So says her first manager, Bob Leone, who first met Gaga at an open mic night when she was 13 or 14 years old.
“She was painfully shy – very different from who she is now,” Leone tells PEOPLE. “She came to the open mics with her mother twice before she built up the courage to go onstage.”
Leone, a former director for the Songwriters Hall of Fame, worked with Gaga (then Stefani Germanotta) for several years and managed her for six months in 2006. He is now auctioning off nine pieces of Gaga memorabilia (including a never-released 2002 demo recording and original Stefani Germanotta CDs) for a Gotta Have Rock ‘N Roll online auction.

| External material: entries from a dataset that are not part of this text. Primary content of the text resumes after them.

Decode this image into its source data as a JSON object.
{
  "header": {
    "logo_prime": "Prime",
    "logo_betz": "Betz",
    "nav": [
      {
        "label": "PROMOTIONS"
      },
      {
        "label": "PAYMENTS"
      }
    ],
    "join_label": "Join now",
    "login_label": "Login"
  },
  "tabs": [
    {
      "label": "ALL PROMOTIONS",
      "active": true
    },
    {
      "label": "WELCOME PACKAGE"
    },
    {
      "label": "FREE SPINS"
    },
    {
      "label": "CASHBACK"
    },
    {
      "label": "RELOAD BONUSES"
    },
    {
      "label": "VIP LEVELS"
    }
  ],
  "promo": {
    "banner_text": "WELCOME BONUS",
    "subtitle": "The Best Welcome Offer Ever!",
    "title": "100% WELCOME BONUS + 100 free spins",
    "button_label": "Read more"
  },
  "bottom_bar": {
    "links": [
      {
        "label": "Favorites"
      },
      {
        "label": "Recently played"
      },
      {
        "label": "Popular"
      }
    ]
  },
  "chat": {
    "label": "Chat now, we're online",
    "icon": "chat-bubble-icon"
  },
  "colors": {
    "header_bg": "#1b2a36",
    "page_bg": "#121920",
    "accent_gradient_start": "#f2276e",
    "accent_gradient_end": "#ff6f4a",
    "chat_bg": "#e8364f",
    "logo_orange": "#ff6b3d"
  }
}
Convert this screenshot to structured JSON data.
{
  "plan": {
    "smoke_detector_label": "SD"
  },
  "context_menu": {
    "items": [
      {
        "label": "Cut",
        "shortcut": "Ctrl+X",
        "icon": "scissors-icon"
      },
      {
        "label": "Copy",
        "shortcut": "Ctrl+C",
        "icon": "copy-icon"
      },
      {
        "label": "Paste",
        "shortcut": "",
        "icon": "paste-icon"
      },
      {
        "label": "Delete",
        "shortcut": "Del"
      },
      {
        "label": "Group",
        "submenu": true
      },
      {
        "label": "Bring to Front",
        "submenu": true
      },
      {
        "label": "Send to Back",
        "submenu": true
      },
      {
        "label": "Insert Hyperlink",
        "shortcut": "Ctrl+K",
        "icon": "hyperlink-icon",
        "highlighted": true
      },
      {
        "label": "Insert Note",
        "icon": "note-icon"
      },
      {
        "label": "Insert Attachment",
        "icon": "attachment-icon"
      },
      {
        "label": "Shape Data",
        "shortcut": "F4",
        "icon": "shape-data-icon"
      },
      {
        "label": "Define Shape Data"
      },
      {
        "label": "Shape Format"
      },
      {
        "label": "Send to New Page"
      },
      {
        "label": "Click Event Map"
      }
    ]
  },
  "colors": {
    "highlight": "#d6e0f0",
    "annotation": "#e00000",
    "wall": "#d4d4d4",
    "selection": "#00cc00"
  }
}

When he first heard the future pop star perform, “She was prodigy-like,” he says. “She was clearly a very good songwriter and keyboard player.” Plus, he was able to see her transformation from Germanotta to Gaga firsthand.
“It was a very important six months because going into it, she was Stefani, and she was still writing pop music. By the end of that six month period, she was officially Lady Gaga.”
With the evolution complete, Gaga’s stage presence came along as well.
At a 2006 showcase with several artists, “She blew everyone away,” Leone says. “Nobody talked about anything after that show but Lady Gaga. She bantered with the audience and was very funny. I never noticed that sense of humor when she was Stefani.”
The same goes for her self-confidence, which was already firmly in place by 2006.
“Whenever someone asked her, ‘what is your goal?’ she would always give the same two-word answer: ‘world domination,'” says Leone with a laugh. And now? “She’s got it!”